North Korea’s grain imports tripled in 2017

Institute for Far Eastern Studies (IFES)

North Korea’s grain imports from China last year showed a threefold increase over the same period of the previous year. Having analyzed a set of data released by the Chinese General Administration of Customs, Tae-jin Kwon, a South Korean expert on North Korean agriculture and the head of the Center for North Korea and North East Asia Studies of the GS & J Institute, disclosed this analysis to the Voice of America on February 14.

This means North Korean grain imports have more than tripled from 54,683 metric tons imported in 2016—the amount of imports totals $67.33 million, a 2.3-fold increase from $27.91 million in the previous year.

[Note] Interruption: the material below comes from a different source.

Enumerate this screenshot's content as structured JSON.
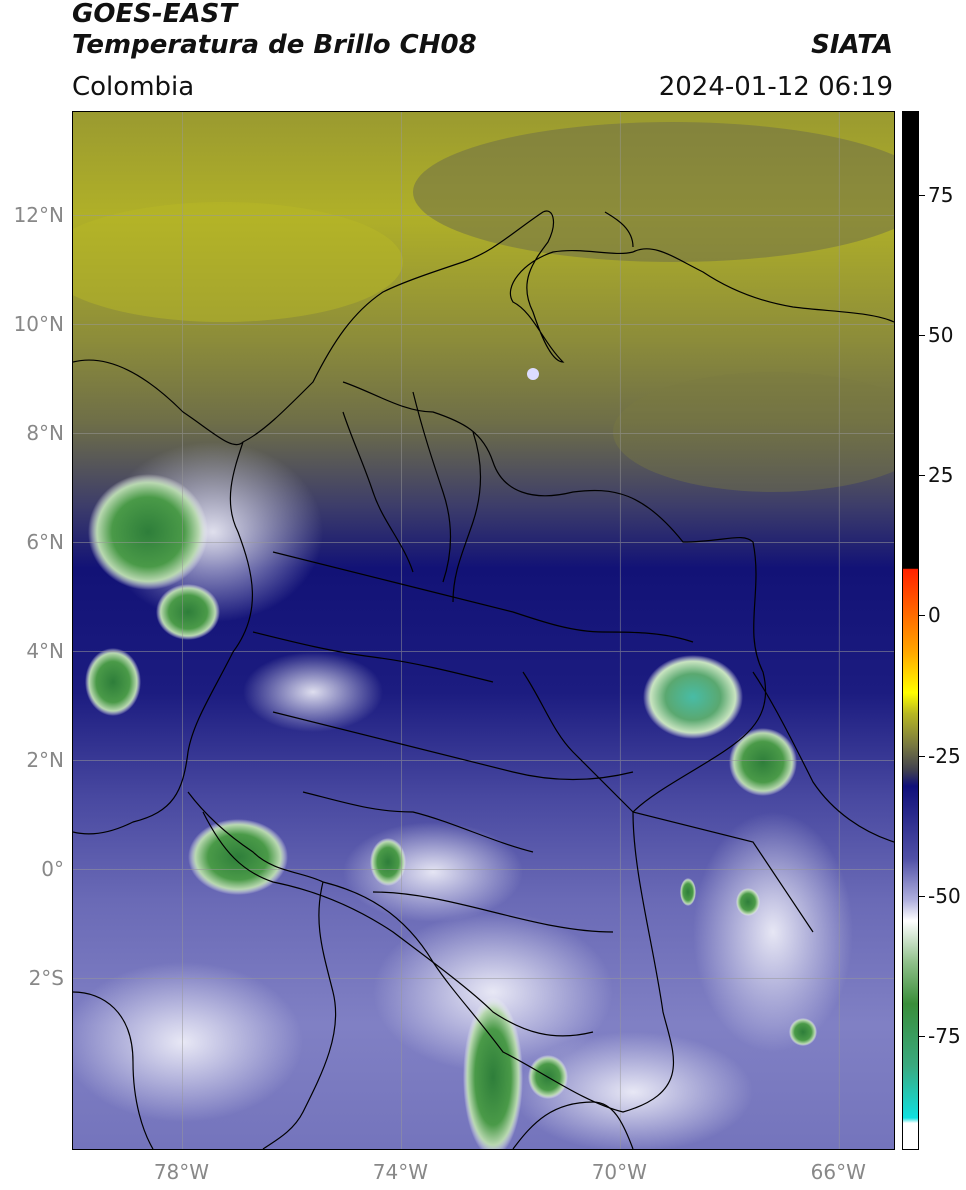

Wheat flour (81, 654 tons) made up 46 percent of the total North Korean imports, accounting for the largest part of the imports. This is followed by corn (57,887 tons) and rice (36,408 tons), along with starch and soybeans. In particular, corn imports grew more than 16 times compared to 3,125 tons the year before, and flour imports, which stood at 7,000 tons in the previous year (about twelvefold).

During December 2017, North Korea’s grain imports from China grew more than four times the amount it imported in the same period a year before. In particular, imports of flour increased to 25,000 tons, more than 22 times from the same period last year.

Last year, as the crackdown on the DPRK-China border tightened due to the international sanctions on North Korea, formal grain imports seem to have increased while the informal imports were restricted.

Although North Korea’s grain production in 2017 seems to have declined slightly from the previous year, its grain imports from China are expected to remain at the same level.